AL CUMPLIR los 60 años, Alv Våge recibió la notificación de que el Gobierno de Noruega lo jubilaba de su trabajo de farero y supo que tenía un problema. Su regreso a la ciudad no hizo más que confirmarlo. El piso en el que se instaló no reunía las condiciones necesarias para colocar una antena de radioaficionado y el trato directo con la gente, luego de tantos años de soledad, le resultaba un tanto violento. Así fue que se presentó voluntario para que le asignaran un faro –cualquier faro– en un sitio que estuviera lo suficientemente aislado sin siquiera aspirar a percibir un sueldo a cambio. Lo único que quería era regresar a la tranquilidad de su confinamiento para poder seguir en contacto con las únicas personas que habían constituido su verdadera familia: sus amigos de la radio.
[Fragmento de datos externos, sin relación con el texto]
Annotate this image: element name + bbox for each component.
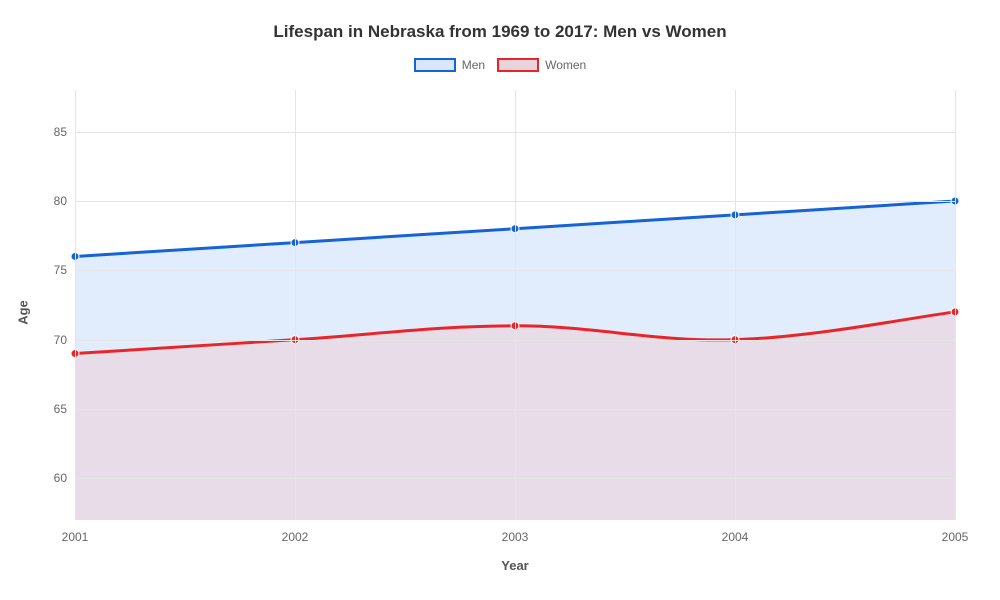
gridline-h (75, 201, 955, 202)
gridline-v (75, 90, 76, 520)
x-tick-label: 2004 (722, 530, 749, 544)
y-tick-label: 65 (45, 402, 67, 416)
gridline-h (75, 132, 955, 133)
chart-container: Lifespan in Nebraska from 1969 to 2017: … (0, 0, 1000, 600)
y-tick-label: 60 (45, 471, 67, 485)
x-tick-label: 2002 (282, 530, 309, 544)
plot-area (75, 90, 955, 520)
gridline-h (75, 478, 955, 479)
y-axis-label: Age (16, 300, 31, 325)
gridline-h (75, 409, 955, 410)
legend-label-men: Men (462, 58, 485, 72)
legend-item-men: Men (414, 58, 485, 72)
gridline-h (75, 340, 955, 341)
chart-title: Lifespan in Nebraska from 1969 to 2017: … (0, 22, 1000, 42)
x-tick-label: 2001 (62, 530, 89, 544)
y-tick-label: 80 (45, 194, 67, 208)
gridline-v (295, 90, 296, 520)
chart-svg (75, 90, 375, 240)
legend-label-women: Women (545, 58, 586, 72)
legend: Men Women (0, 58, 1000, 72)
x-tick-label: 2003 (502, 530, 529, 544)
gridline-h (75, 270, 955, 271)
legend-swatch-women (497, 58, 539, 72)
y-tick-label: 85 (45, 125, 67, 139)
y-tick-label: 75 (45, 263, 67, 277)
legend-item-women: Women (497, 58, 586, 72)
gridline-v (955, 90, 956, 520)
y-tick-label: 70 (45, 333, 67, 347)
gridline-v (735, 90, 736, 520)
x-axis-label: Year (501, 558, 528, 573)
x-tick-label: 2005 (942, 530, 969, 544)
gridline-v (515, 90, 516, 520)
legend-swatch-men (414, 58, 456, 72)
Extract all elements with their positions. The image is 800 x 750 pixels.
La de Alv Våge es una de las muchas historias que el realizador –y radioaficionado– Allan Batievsky incluirá en el documental Hello Perfect Stranger que empieza a rodar estos días en Barcelona, y que lo llevará a viajar por todo el mundo en busca de los testimonios de los integrantes de esta tribu. Muchos años antes de que nadie soñara con algo como Facebook ya existía una comunidad virtual que intercambiaba impresiones de la vida y el mundo a través de la primera red social de la que se tenga noticia.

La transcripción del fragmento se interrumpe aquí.